IMHO, WHS is one of the best products Microsoft has ever built. I can't really do it justice here, so I'd recommend checking it out on Microsoft's web site. Plus, there are many reviews about it on the web -- just do a Google search.

WHS automatically takes care of backups of all PCs in your house automatically. You just install the software, and it runs silently. You don't need to configure a thing, and it can do a complete restore of a PC, or you can restore old versions of individual files.
johnph77Comment by johnph77 - July 26, 2009, 1:09 am
Todd -

With the ribbons, I've found that functions used most often can be added to the top ribbon next to the Office button. I've added icons for several of those, including Close File, Add and Delete Columns and Rows, there - saves me time.

I have Vista. Unfortunately, everything that could have gone wrong with the old template, did. There WAS no data in the spreadsheet, only formulas. And the backup was just as corrupt as the original. So be it.

I have an external hard drive that is used ONLY for backups when I feel the need. Works well here.

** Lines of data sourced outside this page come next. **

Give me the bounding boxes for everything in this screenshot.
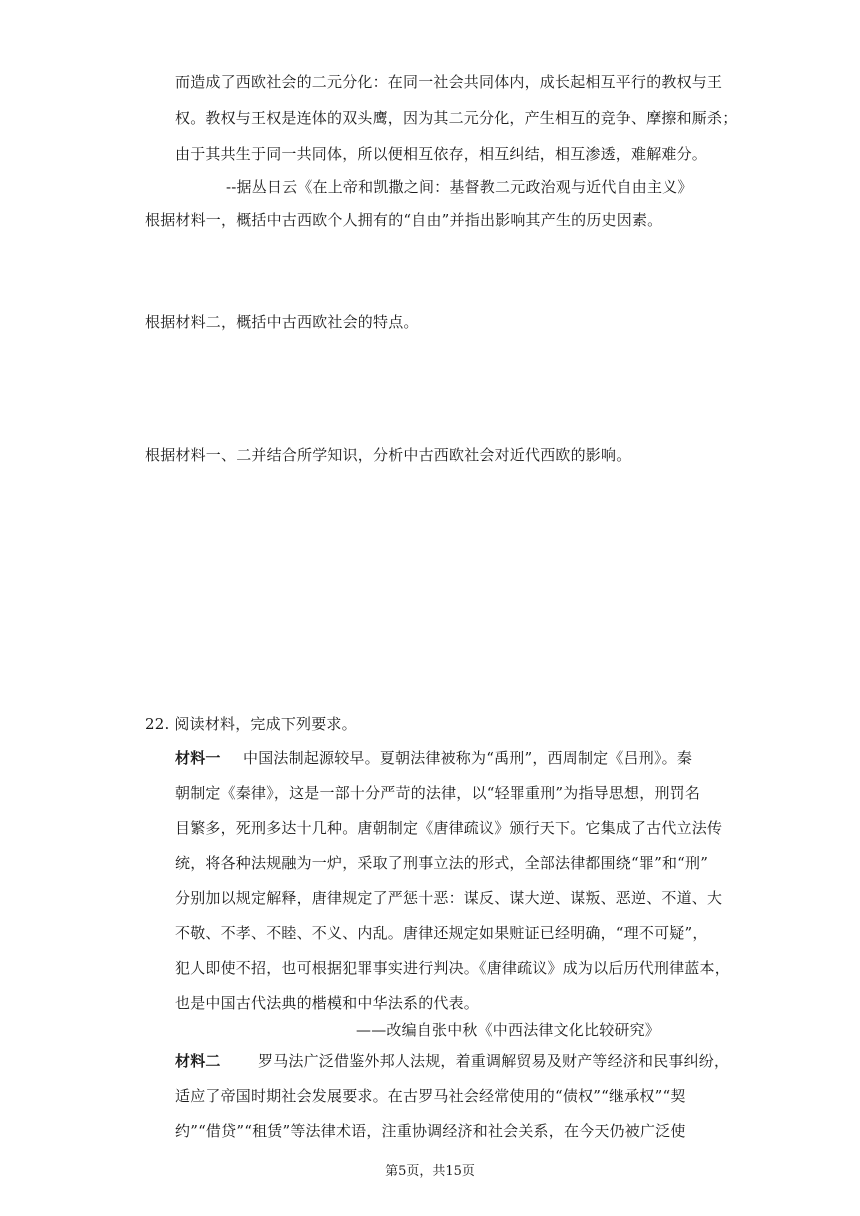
material-2-text-line: 约”“借贷”“租赁”等法律术语，注重协调经济和社会关系，在今天仍被广泛使 xyxy=(175,1122,686,1140)
material-1-text-line: 中国法制起源较早。夏朝法律被称为“禹刑”，西周制定《吕刑》。秦 xyxy=(243,749,693,767)
question-1: 根据材料一，概括中古西欧个人拥有的“自由”并指出影响其产生的历史因素。 xyxy=(145,211,663,229)
question-2: 根据材料二，概括中古西欧社会的特点。 xyxy=(145,313,419,331)
question-22-heading: 22. 阅读材料，完成下列要求。 xyxy=(145,715,357,733)
page-number-footer: 第5页，共15页 xyxy=(385,1164,475,1179)
material-1-text-line: 统，将各种法规融为一炉，采取了刑事立法的形式，全部法律都围绕“罪”和“刑” xyxy=(175,854,709,872)
material-source: --据丛日云《在上帝和凯撒之间：基督教二元政治观与近代自由主义》 xyxy=(226,178,693,196)
question-3: 根据材料一、二并结合所学知识，分析中古西欧社会对近代西欧的影响。 xyxy=(145,446,632,464)
material-1-text-line: 分别加以规定解释，唐律规定了严惩十恶：谋反、谋大逆、谋叛、恶逆、不道、大 xyxy=(175,889,723,907)
material-1-text-line: 目繁多，死刑多达十几种。唐朝制定《唐律疏议》颁行天下。它集成了古代立法传 xyxy=(175,819,723,837)
material-1-text-line: 不敬、不孝、不睦、不义、内乱。唐律还规定如果赃证已经明确，“理不可疑”， xyxy=(175,924,708,942)
material-text-line: 权。教权与王权是连体的双头鹰，因为其二元分化，产生相互的竞争、摩擦和厮杀； xyxy=(175,109,738,127)
material-text-line: 而造成了西欧社会的二元分化：在同一社会共同体内，成长起相互平行的教权与王 xyxy=(175,73,723,91)
material-text-line: 由于其共生于同一共同体，所以便相互依存，相互纠结，相互渗透，难解难分。 xyxy=(175,145,708,163)
material-1-text-line: 也是中国古代法典的楷模和中华法系的代表。 xyxy=(175,994,480,1012)
material-1-text-line: 朝制定《秦律》，这是一部十分严苛的法律，以“轻罪重刑”为指导思想，刑罚名 xyxy=(175,784,701,802)
material-1-text-line: 犯人即使不招，也可根据犯罪事实进行判决。《唐律疏议》成为以后历代刑律蓝本， xyxy=(175,959,730,977)
material-2-text-line: 适应了帝国时期社会发展要求。在古罗马社会经常使用的“债权”“继承权”“契 xyxy=(175,1087,686,1105)
material-1-source: ——改编自张中秋《中西法律文化比较研究》 xyxy=(356,1021,661,1039)
material-1-label: 材料一 xyxy=(175,749,221,767)
material-2-text-line: 罗马法广泛借鉴外邦人法规，着重调解贸易及财产等经济和民事纠纷， xyxy=(258,1052,730,1070)
material-2-label: 材料二 xyxy=(175,1052,221,1070)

Re-creation of the spreadsheets are underway, and won't take up as much time as I had originally envisioned. Unfortunately, I vastly underestimated the number of cells needing formatting; it's something over 7.6 million cells per spreadsheet. The one good thing about it is that I can now incorporate all of the additional error traps in the new spreadsheet, which will save vast amounts of time once the data entry process starts. I don't have to go back and edit the old spreadsheets.

Thanks for the tips - much appreciated.